I have always liked maps in fantasy novels. I study them before I read the book, I flip back to them when I’m uncertain about the geography that’s being described in the story, and at the end I go back to the map and study it some more.
It’s especially nice if the map makes some sort of geographic sense, though I’m not super picky about it. After all, I was a bio major, not a geology major. Stick a mountain range in the wrong spot and I may not notice; or if I do notice, I’m willing to believe that Magic Built Those Mountains. (In my books, sometimes Magic Did Build Those Mountains.)
I usually draw a map early in the writing process and refer to it as I figure out how long it takes somebody on a fast horse to get from Point A to Point B, or somebody with an ox-cart, or whatever. Every now and then I wind up drawing a map rather late in the writing process, as happened for MOUNTAIN — there, I didn’t draw one until my editor asked for one. But that’s uncommon.
But I also noticed this post because Brian Staveley says:
2) After all, stories—real and imagined—play out in a preexisting world. The world does not exist to serve the stories.
And I was all like, What could he possibly mean? I assure you that a fantasy world does INDEED exist to serve the story. Taking too long to get from Point A to Point B? If it needs to take that long, you can totally re-draw the map. It’s your map! If you suddenly need an inland sea, draw one! If the inland sea gets in the way, erase it! Good lord, it’s like saying you can’t change the first chapter so everything has to be forced to work with the first draft of that chapter. I mean, what?
Having said that, I guess I sort of see? Because Staveley then goes on: I like working within the formal constraints of my own map when I write my books. I like looking at the terrain, the opportunities and dangers it presents, and then imagining my characters looking at that same map, trying to imagine what they would do, how they would move through that world.
Which, okay, if “working within the formal constraints of your own map” floats your boat.
But I bet someday Staveley finds himself erasing an inland sea because it turns out to just be too inconvenient to have it there.
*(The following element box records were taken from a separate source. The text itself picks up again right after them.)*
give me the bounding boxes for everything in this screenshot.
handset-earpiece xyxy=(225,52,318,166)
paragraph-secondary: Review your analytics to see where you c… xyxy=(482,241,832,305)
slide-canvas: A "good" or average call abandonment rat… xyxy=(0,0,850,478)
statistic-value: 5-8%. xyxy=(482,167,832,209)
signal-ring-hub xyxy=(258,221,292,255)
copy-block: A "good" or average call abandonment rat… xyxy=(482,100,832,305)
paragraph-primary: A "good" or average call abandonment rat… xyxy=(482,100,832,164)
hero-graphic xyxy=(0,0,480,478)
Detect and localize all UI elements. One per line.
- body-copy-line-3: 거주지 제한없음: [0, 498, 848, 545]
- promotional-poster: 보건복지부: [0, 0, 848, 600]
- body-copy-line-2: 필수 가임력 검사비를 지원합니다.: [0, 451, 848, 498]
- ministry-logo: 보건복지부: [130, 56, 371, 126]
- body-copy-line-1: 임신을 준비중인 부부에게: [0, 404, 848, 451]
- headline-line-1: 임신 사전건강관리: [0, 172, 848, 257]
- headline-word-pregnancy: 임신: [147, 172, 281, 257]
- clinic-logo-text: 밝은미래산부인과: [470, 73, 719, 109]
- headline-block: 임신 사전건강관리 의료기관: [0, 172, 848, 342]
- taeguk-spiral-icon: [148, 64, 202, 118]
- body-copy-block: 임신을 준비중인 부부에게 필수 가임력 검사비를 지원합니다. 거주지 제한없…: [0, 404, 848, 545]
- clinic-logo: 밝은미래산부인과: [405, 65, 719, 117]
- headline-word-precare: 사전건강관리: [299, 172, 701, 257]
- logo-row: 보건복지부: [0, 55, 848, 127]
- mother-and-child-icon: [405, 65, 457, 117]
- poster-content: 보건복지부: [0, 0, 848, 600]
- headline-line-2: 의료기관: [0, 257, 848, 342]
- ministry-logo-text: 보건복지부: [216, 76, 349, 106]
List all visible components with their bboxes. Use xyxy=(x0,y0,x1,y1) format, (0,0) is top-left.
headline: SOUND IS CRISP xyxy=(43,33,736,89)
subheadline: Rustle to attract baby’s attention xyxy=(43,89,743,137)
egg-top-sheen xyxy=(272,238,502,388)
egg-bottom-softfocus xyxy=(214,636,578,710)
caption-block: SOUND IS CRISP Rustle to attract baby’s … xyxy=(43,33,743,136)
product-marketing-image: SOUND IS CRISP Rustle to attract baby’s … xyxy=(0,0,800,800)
And that will indeed work, because the world most certainly exists to serve the story.

Writing advice
Via a link from File 770, we have from Chrostopher Shultz at LitReactor, 22 of the Best Single Sentences on Writing
I disregard all writing advice on principal, more or less, which is to say I think all writing advice is wrong. Or it can be right, under very limited circumstances, for exactly the right person, which is the same thing as being mostly wrong.
On the other hand, I sometimes enjoy reading writing advice anyway. And 22 pithy sentences from 22 different authors is a particularly fun presentation.
I like a lot of these. When I’m working to a deadline, I appreciate Henry Miller’s advice: Work according to the program and not according to mood.
The truest statement, not really advice, comes from Joe Hill: Just about everything I learned about writing a good book I learned from reading lots and lots of good books.
My favorite is from GK Chesterton: I owe my success to having listened respectfully to the very best advice, and then going away and doing the exact opposite.